Overexpression of H* protein lacking Su(H) and co-repressor binding ability in the developing wing blade. (a–d’) UAS-H* transgenes, as indicated, were induced at 25 °C with QE-Gal4 in presumptive wing tissue. (a) UAS-GFP served as control. (b) Whereas wild type H induced wing blisters (asterisk) and thickened veins (arrowheads), H^dNT*GC (c) and H^LD*GC (d) isoforms induced ectopic veinlets (arrowheads point to examples). (b’–d’) Overexpression of the respective H* protein isoforms that in addition lack Gro and CtBP co-repressor binding (*GC; see Figure 1a). Overall, the wings resembled the control. However, minute veinlets may appear in the developing wing blade. Examples are shown for (c’) H^dNT*GC and (d’) H^LD*GC (arrows).
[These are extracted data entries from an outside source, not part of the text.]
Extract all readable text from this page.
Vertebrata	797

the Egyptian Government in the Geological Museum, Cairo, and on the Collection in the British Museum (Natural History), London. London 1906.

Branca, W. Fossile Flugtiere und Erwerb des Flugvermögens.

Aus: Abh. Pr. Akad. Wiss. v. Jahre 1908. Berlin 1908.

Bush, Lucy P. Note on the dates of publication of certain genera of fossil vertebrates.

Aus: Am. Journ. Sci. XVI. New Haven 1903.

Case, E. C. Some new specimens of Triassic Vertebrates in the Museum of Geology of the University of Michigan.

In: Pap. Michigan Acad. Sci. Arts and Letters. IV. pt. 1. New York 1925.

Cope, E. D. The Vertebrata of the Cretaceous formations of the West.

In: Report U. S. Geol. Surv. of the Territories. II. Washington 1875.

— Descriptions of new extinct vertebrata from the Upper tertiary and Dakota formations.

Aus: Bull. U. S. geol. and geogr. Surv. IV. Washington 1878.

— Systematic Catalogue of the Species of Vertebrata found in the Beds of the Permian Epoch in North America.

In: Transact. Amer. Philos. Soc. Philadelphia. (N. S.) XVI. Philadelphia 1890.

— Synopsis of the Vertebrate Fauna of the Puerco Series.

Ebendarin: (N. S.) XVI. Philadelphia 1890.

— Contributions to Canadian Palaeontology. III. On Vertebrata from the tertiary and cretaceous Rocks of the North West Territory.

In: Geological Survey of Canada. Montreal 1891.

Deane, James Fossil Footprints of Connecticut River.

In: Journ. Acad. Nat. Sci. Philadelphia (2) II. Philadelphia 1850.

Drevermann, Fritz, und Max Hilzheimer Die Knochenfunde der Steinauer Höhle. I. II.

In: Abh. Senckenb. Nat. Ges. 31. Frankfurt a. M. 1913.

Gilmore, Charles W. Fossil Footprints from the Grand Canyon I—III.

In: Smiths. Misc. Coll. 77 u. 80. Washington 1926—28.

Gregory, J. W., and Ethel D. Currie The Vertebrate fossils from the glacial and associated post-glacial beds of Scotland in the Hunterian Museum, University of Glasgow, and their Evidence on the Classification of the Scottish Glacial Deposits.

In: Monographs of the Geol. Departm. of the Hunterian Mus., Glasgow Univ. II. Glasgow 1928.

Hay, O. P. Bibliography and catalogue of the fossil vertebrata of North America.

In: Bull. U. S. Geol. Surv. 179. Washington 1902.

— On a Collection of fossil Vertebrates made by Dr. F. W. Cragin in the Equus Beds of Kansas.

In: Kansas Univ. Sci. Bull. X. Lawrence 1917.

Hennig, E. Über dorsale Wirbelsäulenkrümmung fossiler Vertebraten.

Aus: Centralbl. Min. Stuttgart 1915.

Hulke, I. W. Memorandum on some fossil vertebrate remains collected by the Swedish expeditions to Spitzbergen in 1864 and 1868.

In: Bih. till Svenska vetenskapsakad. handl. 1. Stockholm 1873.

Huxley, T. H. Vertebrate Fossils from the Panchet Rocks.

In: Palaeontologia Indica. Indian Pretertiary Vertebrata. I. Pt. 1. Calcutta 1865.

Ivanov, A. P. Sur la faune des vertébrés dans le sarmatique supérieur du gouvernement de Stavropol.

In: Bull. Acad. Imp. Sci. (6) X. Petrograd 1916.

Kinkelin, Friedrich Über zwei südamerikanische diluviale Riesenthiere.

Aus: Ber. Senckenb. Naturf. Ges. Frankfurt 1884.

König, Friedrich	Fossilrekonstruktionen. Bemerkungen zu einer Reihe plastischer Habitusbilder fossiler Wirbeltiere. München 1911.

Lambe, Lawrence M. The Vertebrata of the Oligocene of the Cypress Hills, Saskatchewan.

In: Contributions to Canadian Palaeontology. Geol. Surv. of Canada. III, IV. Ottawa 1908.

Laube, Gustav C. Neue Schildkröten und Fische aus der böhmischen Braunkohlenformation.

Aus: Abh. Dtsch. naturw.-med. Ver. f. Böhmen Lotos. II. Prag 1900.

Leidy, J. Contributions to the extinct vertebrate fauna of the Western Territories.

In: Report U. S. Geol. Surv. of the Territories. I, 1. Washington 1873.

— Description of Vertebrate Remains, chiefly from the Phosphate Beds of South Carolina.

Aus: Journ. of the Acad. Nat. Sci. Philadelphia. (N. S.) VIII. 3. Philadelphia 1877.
Female wings are shown.

Figure 6

Model explaining the ectopic veinlet phenotype. (a) General co-repressors Gro and CtBP are shared by numerous regulators acting in different signaling pathways, including Brinker (Brk), Capicua (Cic), and E(spl) and Hairy (HES)-type transcription factors. Moreover, Hairless recruits both co-repressors for Su(H)-H repressor complex formation. (b) Overexpression of H* variants defective for Su(H)-binding does not influence Notch target gene expression any longer. H* variants, however, may compete with other transcription factors for the binding to co-repressors, thereby limiting their availability. As a consequence, H* overexpression may intercept with signaling pathways involved in vein formation that are specifically sensitive towards a mitigation of co-repressor availability.